Here's some information that I hope will get you started. There's some
background info and software followed by some pointers specific to this
project. I think the first two hurdles are getting to feel comfortable
with SMUX development if you're not already and to begin to formulate
the MIB itself.

Background Info

SNMP Libraries
 The most widely used snmp library CMU SNMP library. This distribution
is available from http://www.net.cmu.edu/projects/snmp/.  On that site
there are several other SNMP-enable application examples you might pull
code from.

SNMP Servers
If you are using Linux then an snmpd (server) should already be included
with your distribution, if not you can get a copy from:

http://www.gaertner.de/snmp/
or:
http://www.informatik.fh-wiesbaden.de/dokumentation/Linux/cmu-snmp.html
    - this URL contains a user's guide to SNMP server use.
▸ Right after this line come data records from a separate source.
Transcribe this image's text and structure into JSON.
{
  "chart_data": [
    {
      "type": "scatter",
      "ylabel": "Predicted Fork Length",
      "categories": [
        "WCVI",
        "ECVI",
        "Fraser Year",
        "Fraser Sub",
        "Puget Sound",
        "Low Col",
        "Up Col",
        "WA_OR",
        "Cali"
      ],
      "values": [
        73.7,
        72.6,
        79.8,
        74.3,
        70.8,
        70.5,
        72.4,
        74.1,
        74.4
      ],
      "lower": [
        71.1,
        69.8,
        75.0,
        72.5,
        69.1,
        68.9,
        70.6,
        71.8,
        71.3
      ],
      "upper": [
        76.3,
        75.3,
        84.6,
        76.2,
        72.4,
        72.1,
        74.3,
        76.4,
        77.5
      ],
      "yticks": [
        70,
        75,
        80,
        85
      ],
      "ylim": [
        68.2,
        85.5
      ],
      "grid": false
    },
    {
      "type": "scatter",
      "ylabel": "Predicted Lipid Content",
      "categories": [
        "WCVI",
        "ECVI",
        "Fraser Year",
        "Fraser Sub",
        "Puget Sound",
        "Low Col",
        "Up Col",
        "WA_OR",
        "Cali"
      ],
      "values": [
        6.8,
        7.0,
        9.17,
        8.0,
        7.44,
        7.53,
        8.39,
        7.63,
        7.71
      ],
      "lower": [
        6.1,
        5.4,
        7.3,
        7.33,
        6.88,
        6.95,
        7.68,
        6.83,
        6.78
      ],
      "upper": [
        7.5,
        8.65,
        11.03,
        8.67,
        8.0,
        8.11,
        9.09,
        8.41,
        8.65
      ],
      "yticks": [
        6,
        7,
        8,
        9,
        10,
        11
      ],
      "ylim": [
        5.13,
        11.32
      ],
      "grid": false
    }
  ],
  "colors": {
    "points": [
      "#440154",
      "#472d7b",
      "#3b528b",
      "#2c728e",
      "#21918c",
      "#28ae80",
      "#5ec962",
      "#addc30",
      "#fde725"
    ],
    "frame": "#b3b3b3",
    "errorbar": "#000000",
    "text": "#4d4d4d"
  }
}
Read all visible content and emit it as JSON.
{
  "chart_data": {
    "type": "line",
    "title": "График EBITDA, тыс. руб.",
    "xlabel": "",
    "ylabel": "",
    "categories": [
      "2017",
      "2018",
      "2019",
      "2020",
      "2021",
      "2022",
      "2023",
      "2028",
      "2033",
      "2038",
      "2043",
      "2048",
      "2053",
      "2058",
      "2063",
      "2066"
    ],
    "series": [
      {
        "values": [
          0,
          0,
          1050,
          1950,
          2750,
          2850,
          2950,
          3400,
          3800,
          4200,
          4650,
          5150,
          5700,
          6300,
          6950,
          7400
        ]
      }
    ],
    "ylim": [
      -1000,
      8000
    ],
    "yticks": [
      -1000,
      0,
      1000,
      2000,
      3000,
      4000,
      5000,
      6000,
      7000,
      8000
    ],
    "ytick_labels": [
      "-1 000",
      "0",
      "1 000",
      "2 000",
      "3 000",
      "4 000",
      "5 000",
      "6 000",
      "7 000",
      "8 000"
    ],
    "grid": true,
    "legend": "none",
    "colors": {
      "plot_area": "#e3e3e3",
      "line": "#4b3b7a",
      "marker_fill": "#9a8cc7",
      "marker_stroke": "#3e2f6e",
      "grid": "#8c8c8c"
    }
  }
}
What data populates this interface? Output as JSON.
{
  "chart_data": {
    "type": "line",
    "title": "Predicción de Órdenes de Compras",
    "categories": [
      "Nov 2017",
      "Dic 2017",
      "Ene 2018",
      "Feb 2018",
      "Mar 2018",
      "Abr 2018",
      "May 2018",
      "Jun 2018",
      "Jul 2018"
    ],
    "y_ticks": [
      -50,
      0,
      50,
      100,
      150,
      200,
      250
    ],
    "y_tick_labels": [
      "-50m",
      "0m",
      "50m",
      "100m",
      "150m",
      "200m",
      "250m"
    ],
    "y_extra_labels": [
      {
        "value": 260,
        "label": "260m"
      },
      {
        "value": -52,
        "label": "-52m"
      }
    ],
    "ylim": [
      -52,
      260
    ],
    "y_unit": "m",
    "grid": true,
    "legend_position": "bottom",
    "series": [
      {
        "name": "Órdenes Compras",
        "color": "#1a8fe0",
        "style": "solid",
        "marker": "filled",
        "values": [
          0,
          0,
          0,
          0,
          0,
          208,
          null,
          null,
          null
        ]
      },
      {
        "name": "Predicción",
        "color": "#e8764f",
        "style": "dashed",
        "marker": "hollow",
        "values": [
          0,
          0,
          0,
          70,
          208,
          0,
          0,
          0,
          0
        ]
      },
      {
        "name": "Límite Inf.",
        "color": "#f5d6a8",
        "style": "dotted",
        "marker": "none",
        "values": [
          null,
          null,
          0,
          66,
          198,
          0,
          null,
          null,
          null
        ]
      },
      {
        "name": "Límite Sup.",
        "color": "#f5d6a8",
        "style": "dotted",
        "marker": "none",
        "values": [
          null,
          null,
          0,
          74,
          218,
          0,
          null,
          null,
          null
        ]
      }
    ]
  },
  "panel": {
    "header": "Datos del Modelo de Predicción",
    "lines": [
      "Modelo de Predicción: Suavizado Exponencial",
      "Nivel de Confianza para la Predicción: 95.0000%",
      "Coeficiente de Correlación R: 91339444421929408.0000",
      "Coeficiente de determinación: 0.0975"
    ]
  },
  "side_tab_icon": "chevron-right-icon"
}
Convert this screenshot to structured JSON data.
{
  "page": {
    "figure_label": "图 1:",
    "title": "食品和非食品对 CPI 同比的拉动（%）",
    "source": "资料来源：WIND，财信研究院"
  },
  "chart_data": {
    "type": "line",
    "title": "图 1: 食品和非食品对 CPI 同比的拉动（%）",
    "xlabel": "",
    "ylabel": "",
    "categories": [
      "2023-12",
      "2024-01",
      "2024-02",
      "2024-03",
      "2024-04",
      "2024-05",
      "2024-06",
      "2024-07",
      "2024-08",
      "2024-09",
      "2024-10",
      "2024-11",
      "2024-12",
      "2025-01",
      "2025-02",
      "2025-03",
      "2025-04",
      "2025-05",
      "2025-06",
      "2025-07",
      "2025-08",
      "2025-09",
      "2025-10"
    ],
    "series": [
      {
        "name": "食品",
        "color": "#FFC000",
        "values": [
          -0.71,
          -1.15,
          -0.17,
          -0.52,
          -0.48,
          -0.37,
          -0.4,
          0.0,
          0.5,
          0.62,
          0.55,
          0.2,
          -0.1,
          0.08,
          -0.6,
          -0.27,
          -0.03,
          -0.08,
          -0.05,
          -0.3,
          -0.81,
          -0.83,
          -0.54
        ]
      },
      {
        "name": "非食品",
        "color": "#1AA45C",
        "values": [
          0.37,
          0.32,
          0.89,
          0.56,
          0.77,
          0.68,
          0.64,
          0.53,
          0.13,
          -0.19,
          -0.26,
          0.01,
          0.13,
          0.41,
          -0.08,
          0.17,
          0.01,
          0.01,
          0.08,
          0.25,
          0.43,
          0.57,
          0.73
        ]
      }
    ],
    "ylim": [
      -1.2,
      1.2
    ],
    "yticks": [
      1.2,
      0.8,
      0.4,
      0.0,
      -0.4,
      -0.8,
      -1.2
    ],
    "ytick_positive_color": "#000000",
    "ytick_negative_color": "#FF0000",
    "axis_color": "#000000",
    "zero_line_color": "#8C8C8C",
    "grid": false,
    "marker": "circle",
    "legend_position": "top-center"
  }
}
SNMP-enabling Applications
Here's a useful guide to SNMP enabling applications.  It's from the SCO
site but cover's the basics:

 http://scohelp.tomcat.ru:457/netguide/smuxN.develop_smux_peers_for_snmp_agents.html

Specific Info
Enough with the background.  I've updated the site on
Butler.disa.mil/ApacheConfig to include a link to some thoughts on
internal data structures for the configuration server.  Don't know if
the additional info will be useful or confusing :)  I will also try and
send you an outline of what is called the "broker class".  This is a
class implemented in C++ and Java which will serve as a wrapper to the
SNMP specific code.  The idea is to have a core thread handling all the
SNMP communication (that's you!) which will communicate with the rest of
the server via the broker's methods.  The broker will abstract away the
details of SNMP communication into a relatively simple interface.  Feel
free to make whatever changes you think are appropriate to the broker
class, we just need to all keep in touch so that everyone understands
what the class interface looks like.

On the MIB itself,  Harrie suggested the use of tables to store the
specific directives.  The tables will be dynamic because the Apache
directives change some from version to version of the server.  I had
suggested separating the table into at least three rows- "core",
"core-modules", and "modules".  I had hoped that this would allow some
aspects of the MIB to remain constant across versions.  Apache can be
built with certain features (modules) enabled or disabled.  The table
structure is intened to accomodate this because the tables can be
switched on and off depending on the compiled configuration of the
server.  Since the "core-modules" and "core" directives remain
relatively constant, the thought was that once this part of the MIB was
defined there shouldn't be much work required to keep it up do date.
The "modules" section changes as other developers add or modify features
of Apache so those authors would each be responsible for coming up with
an update to the basic MIB to accomodate their changes.  The different
columns in the tables would correspond to the various directives.

Hope this isn't too much but is enough info for you to start thinking.
As I said, I'll try and get a "broker" out to you this weekend.